この「視線の故郷」という名のコンパスが、あなたに本当の自信と、相手の心を動かす繋がりをもたらしてくれるでしょう。
鎖骨を上げるだけでよく響く声になる
もう1つ大事な所作があります。人は不安なとき、疲れているとき、自信がないときに、必ずと言っていいほど鎖骨が下がり、胸が閉じて首がすぼまっています。
私は信頼される人に見られたかったら「鎖骨を10センチ真上に引き上げるイメージ」で話して下さいと指導しています。
「姿勢がその人の印象を決める」と言われても、多くの人はどこをどう直せばいいのか分からないものです。「猫背を直して背筋を伸ばしましょう」とアドバイスを受けた経験がある人は多いでしょう。
ですが、ここで一つ注意が必要です。この状態でいくら背筋だけを正そうとしても、根本的な改善にはなりません。

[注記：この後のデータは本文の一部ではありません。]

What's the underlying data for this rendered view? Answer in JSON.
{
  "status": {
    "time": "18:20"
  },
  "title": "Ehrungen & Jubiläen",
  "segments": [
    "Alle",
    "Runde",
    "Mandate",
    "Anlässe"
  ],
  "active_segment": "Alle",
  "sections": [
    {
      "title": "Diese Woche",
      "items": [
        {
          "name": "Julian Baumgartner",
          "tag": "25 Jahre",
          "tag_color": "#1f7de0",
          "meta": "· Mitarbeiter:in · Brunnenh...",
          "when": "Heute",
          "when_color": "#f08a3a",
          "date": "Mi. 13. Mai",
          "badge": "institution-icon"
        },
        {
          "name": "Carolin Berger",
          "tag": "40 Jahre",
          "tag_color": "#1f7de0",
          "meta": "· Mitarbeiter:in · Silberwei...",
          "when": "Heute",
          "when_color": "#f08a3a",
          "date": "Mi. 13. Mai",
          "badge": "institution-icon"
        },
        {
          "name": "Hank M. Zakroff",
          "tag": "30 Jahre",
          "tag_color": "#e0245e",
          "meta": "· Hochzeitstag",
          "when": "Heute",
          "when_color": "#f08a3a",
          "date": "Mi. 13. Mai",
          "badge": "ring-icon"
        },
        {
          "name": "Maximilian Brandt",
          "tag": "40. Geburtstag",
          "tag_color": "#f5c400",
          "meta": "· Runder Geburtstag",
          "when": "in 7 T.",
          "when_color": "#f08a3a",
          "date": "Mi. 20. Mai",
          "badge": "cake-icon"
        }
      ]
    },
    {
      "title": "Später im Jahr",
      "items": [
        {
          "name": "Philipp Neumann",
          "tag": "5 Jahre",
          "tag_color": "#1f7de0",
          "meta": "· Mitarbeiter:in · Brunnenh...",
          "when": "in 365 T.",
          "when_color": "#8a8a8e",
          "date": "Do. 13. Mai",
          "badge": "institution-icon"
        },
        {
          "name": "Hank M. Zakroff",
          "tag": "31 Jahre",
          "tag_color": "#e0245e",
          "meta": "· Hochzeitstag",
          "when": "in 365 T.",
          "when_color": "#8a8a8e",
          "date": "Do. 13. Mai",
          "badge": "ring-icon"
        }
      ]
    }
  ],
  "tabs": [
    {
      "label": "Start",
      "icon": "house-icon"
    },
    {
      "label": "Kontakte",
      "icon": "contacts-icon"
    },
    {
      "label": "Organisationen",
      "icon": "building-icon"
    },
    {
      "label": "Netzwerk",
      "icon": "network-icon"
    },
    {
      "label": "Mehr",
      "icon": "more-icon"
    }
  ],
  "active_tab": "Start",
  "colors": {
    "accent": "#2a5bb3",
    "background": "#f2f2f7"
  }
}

普段から鎖骨が落ちている人が、無理やり背筋を伸ばそうとすると、背中を反らせることになります。その結果、腰に負担がかかり、長続きせずにまた元の猫背に戻ってしまうのです。
一つ試してほしいことがあります。まず普段通りに鎖骨を落としたまま「あー」と10秒ほど声を出してみてください。次に、鎖骨を今の位置から垂直に10センチほど高い位置に軽く引き上げて胸を開き、同じように声を出してみましょう。後者の方が楽に大きな声が出せるはずです。
喉がリラックスし、響きのある声になります。鎖骨を上げて胸を開くことで、身体が共鳴箱のように機能します。
呼吸が自信を生み、信頼につながる
なぜ鎖骨を上げるだけで変化が生まれるのか。それは、胸が開き肺にスペースができ、深い呼吸ができるからです。さらに、胸を開いて鎖骨を上げることで内臓の圧迫による不快感が軽減され、自然と気分も明るくなります。
身体全体に心地よさが広がるのを実感できるでしょう。声がよく響き、体もリラックス。安心感や自信も生まれやすくなります。
こうした変化は自信だけでなく、相手に与える印象にも影響します。自然と堂々とした雰囲気が伝わり、信頼感が生まれるのです。